In the next 12 months - after the cuts - that dropped to less than 42%.
And new figures show less than 38% were represented by a lawyer in April to June this year.
One mother, who asked not to be named, said she was in "floods of tears" and had to compose herself before going in to court over contact with her two children - something she called a "matter of life and death" for a parent.
She said she had previously used barristers but having spent £7,500 in legal fees, she felt her lawyers had not represented her views "at all" - so she began representing herself.
"It was intimidating but I actually found not having a barrister was better because I could put my own case," she said.
The mother said she did "a lot of research" but being a litigant in person still took "real grit".

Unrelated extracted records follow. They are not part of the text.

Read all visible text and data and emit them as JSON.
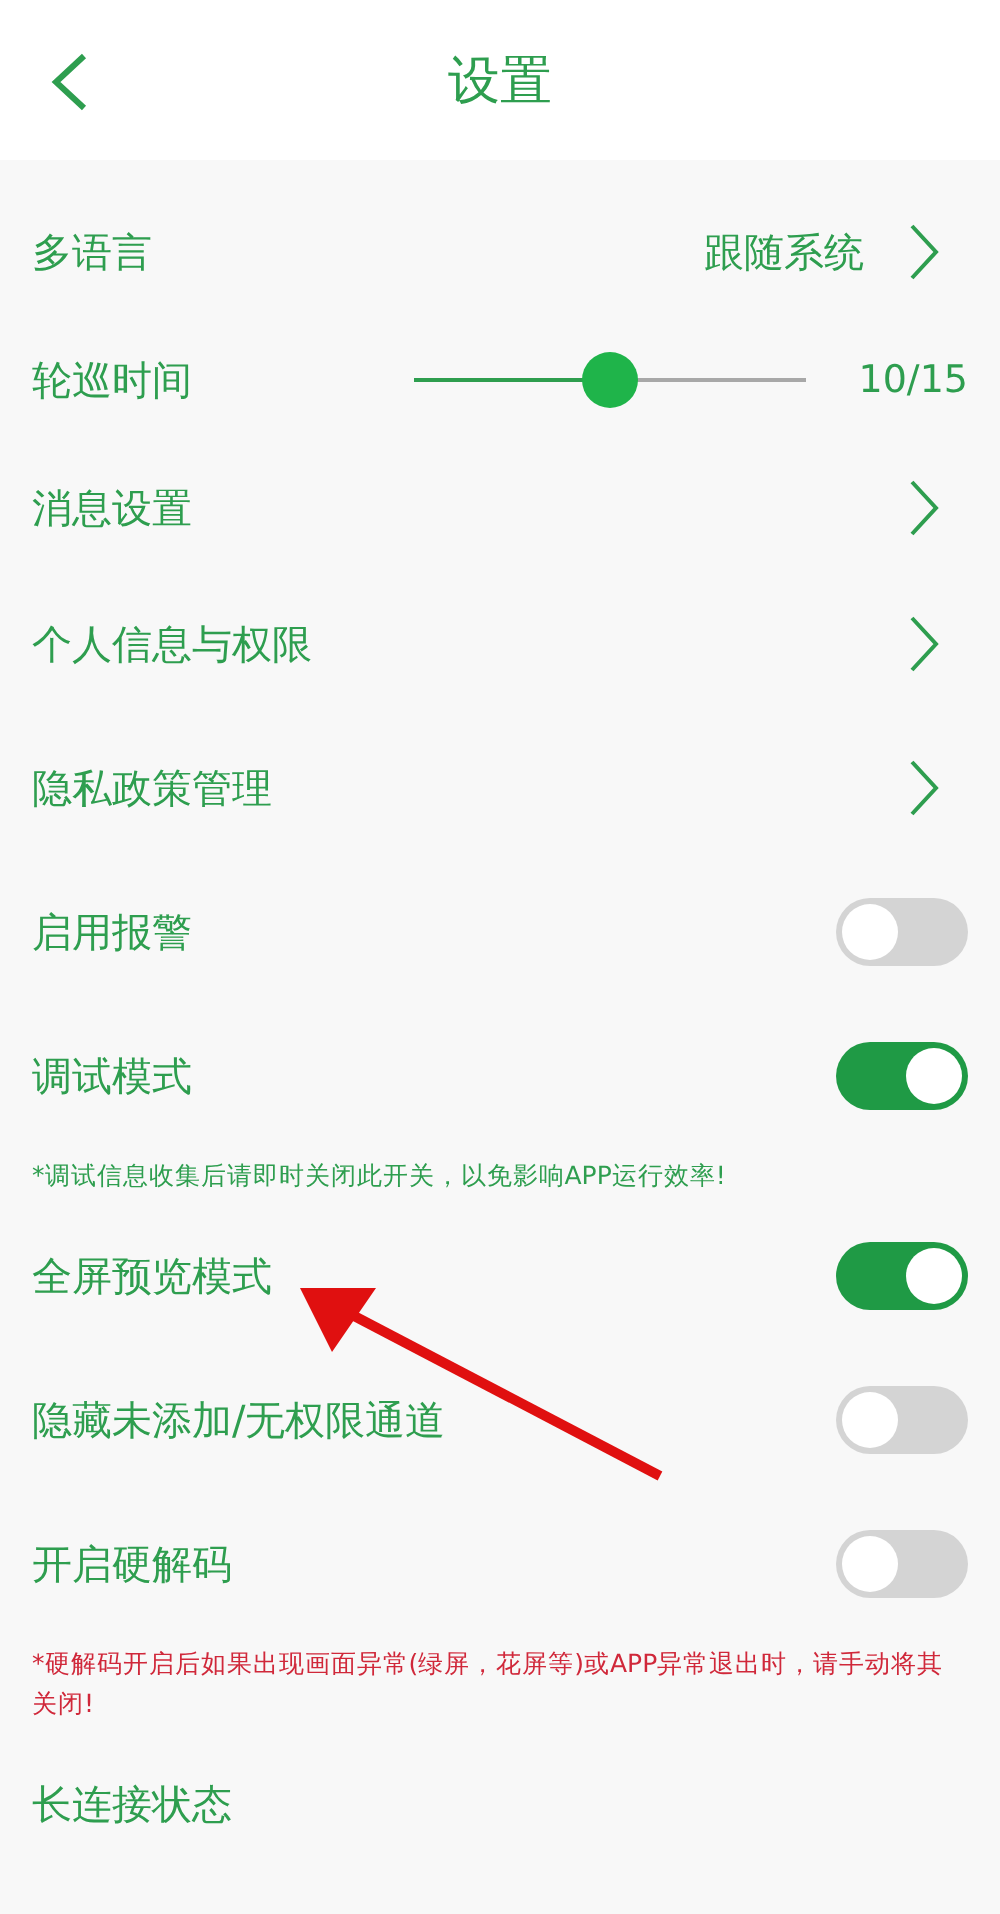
{
  "header": {
    "title": "设置"
  },
  "items": [
    {
      "kind": "link",
      "label": "多语言",
      "value": "跟随系统"
    },
    {
      "kind": "slider",
      "label": "轮巡时间",
      "level": 0.5,
      "reading": "10/15"
    },
    {
      "kind": "link",
      "label": "消息设置"
    },
    {
      "kind": "link",
      "label": "个人信息与权限"
    },
    {
      "kind": "link",
      "label": "隐私政策管理"
    },
    {
      "kind": "toggle",
      "label": "启用报警",
      "on": false
    },
    {
      "kind": "toggle",
      "label": "调试模式",
      "on": true
    },
    {
      "kind": "note",
      "text": "*调试信息收集后请即时关闭此开关，以免影响APP运行效率!",
      "color": "#2e9e4f"
    },
    {
      "kind": "toggle",
      "label": "全屏预览模式",
      "on": true
    },
    {
      "kind": "toggle",
      "label": "隐藏未添加/无权限通道",
      "on": false
    },
    {
      "kind": "toggle",
      "label": "开启硬解码",
      "on": false
    },
    {
      "kind": "note",
      "text": "*硬解码开启后如果出现画面异常(绿屏，花屏等)或APP异常退出时，请手动将其关闭!",
      "color": "#d0283a"
    },
    {
      "kind": "plain",
      "label": "长连接状态"
    }
  ],
  "annotation": {
    "kind": "arrow"
  }
}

However she got the result she wanted, and her children now live with her during the week and with her ex-husband at weekends.
Brian, a father who asked for his surname not to be published, said he used a lawyer for the first six months of a legal fight with his ex-wife for contact with their two children - but bills were "adding up" so he began representing himself.
"The disadvantage you have is you don't know the law, the processes and the language that's used in court," he said.
"You can find that you've been left behind and something's been decided that you didn't understand."
But he said there were advantages of representing himself, such as having control over how his side of the case was handled.
Brian, who initially lost contact with his children but now sees them every other weekend, is still fighting for increased contact - and said he would now be "bankrupt" if he had used a lawyer throughout the "painfully slow" legal process.
He now helps other people representing themselves, and he said arguing against a lawyer for the right to see their children was "extremely stressful" and "absolutely demoralising for many fathers".
Figures show the number of men and women unrepresented has consistently been about equal.
Susan Jacklin QC, chairman of the Family Law Bar Association, said barristers who have appeared against litigants in person often found them "rather at sea" - for example they were unaware of legal principles and what constituted relevant evidence.
"Some barristers have said to me they felt that the other party didn't in reality have a fair hearing," she said.
She said she was hearing of "more and more" parents giving up on the legal fight to see their children - which she called the "hidden cost" of the drive to cut legal aid.
Single parents' charity Gingerbread said its helpline had received hundreds of calls from parents unable to get legal representation.
"Ultimately, parents are finding themselves stranded without access to the legal protection they need for themselves and their children," a spokeswoman said.
Elsewhere, shadow courts minister Andy Slaughter said the rise in unrepresented parties in the courtroom was "putting further strain on an already over stretched legal system".
Drop in mediation
But an MoJ spokesman said a "large number of people have always represented themselves" and judges are trained to support them.
He said the government wanted people to use mediation rather than the "confrontational and stressful experience" of court, and the law had been changed so people must consider mediation before going to court over child or financial matters.
Mediation is where splitting couples hold meetings with an impartial professional, to reach an agreement.
"Millions of pounds of legal aid remains available for family mediation and for legal advice to support family mediation," he added.
But Legal Aid Agency data shows use of mediation has fallen.
Last year the government admitted it had been taken by surprise by the fall in demand for mediation and was "looking at how we can address the issue".
In April to June this year 1,778 couples started mediation - down from 2,706 in the same period in 2013 and 3,566 in April to June 2012.
|Mediation starts in England and Wales|
Marc Lopatin, founder of Lawyer-Supported Mediation, said the government needed to "incentivise legal aid lawyers to support the process".
"Ministers should admit they got it wrong," he said.
"They need to stop seeing lawyers and mediators as an either or.
"Both professionals working in tandem can keep families out of court and promote the interests of the child."
Jerry Karlin, chairman of charity Families Need Fathers, said falling numbers of parents attending mediation or court meant "many children may be losing out on relationships with their parents unnecessarily".